The measured mean thickness of the basolateral membrane is very close to the thickness of liquid disordered bilayers composed of the two main constituents of the plasma membrane; dipalmitoylphosphatidylcholine (DPPC) and dioleylphosphatidylcholine (DOPC) (thicknesses 3.78 nm and 3.60 nm, respectively) (Gandhavadi et al. Citation2002, Kucerka et al. Citation2006). As DOPC/DPPC constitutes 50 mol% of the basolateral membrane our data strongly suggests that the thickness of this membrane is mainly governed by the majority of its lipid constituents and only slightly perturbed by the presence of membrane associated proteins and glycolipids/cholesterol. This observation indicates that raft domains, if present, are small and only constitute a minor fraction of the entire basolateral membrane area, thus rendering us unable to resolve them in a thickness histogram.
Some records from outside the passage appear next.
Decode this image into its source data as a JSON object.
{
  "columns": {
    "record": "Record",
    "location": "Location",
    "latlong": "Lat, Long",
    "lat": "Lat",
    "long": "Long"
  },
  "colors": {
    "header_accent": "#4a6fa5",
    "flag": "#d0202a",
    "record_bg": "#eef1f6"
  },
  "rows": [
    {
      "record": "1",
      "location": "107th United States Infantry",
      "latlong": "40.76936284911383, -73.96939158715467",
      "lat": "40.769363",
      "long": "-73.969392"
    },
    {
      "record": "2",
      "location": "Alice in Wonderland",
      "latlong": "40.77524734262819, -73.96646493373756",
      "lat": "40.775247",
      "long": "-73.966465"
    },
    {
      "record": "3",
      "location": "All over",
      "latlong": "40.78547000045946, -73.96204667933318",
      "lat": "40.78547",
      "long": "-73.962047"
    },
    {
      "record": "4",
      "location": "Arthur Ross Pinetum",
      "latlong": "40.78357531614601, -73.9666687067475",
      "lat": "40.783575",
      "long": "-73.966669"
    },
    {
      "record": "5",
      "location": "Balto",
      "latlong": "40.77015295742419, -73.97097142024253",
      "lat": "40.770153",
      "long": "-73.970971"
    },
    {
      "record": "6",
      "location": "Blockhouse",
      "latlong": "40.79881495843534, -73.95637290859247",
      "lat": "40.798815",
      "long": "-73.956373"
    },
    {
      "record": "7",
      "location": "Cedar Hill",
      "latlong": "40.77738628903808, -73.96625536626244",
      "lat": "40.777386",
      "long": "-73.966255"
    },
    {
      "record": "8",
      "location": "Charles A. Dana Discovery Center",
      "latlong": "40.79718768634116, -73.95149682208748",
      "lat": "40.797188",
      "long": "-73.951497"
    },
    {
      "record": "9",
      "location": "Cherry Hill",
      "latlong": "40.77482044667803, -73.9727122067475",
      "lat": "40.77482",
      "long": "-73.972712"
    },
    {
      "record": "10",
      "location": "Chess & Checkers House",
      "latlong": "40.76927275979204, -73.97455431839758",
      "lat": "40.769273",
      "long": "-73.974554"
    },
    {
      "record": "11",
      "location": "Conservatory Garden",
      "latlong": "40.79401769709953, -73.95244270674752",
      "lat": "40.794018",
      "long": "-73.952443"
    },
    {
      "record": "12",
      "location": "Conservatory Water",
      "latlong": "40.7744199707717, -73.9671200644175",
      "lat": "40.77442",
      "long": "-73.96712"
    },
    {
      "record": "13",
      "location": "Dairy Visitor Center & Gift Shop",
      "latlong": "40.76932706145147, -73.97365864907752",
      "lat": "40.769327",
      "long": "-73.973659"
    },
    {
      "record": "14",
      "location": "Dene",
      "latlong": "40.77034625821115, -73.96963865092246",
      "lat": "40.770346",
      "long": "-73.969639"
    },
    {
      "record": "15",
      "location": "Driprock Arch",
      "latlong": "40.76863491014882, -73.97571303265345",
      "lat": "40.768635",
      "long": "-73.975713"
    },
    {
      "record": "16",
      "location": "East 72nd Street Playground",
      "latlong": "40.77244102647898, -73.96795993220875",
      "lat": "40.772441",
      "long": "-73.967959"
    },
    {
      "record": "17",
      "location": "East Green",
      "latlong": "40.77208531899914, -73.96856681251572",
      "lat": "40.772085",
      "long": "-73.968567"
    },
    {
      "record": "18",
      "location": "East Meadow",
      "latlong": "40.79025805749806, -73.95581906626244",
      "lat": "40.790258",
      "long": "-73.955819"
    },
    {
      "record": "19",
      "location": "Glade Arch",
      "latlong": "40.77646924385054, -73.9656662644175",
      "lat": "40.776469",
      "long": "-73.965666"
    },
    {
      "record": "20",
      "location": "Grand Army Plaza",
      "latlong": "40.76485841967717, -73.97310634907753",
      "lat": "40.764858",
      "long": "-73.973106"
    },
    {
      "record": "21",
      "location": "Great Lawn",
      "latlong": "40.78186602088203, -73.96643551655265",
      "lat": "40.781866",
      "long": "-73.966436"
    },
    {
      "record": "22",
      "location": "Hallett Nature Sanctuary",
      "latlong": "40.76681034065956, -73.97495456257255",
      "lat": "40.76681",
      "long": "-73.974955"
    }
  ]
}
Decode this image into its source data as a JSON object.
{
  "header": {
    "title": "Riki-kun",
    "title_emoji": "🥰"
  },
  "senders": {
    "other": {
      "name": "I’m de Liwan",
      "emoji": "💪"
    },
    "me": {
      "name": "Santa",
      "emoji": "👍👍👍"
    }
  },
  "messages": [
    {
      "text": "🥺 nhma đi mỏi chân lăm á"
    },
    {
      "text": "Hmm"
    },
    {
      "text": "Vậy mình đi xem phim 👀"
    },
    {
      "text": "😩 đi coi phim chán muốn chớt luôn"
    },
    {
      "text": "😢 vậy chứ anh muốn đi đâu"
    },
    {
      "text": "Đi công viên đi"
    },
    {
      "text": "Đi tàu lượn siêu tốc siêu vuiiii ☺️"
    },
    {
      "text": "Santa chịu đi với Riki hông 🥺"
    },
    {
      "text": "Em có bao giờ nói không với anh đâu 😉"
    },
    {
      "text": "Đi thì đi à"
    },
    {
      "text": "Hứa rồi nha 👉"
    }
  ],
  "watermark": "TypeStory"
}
In contrast to the basolateral membrane, the microvillar membrane exhibited a biphasic thickness distribution with a peak-to-peak separation of 1.97 nm. The measured membrane thickness of 8.14 nm most likely reflects a composite of the fatty acid matrix, the sugar lipid headgroups and tightly associated peripheral proteins (Frey et al. Citation2008). We obtained the relative amount of DITs by calculating the area of each of the two Gaussian thickness distributions. This approach yielded a 1.08 ratio of non-DIT to DIT contents in the microvillar membrane. We compare this ratio to a value of 1.12 inferred from previous published biochemical quantitation of raft and non-raft membranes performed on purified microvillar vesicles, see Supplementary Material Figure S2, available online. The similarity between these two values alludes to a correlation between DITs and lipid rafts.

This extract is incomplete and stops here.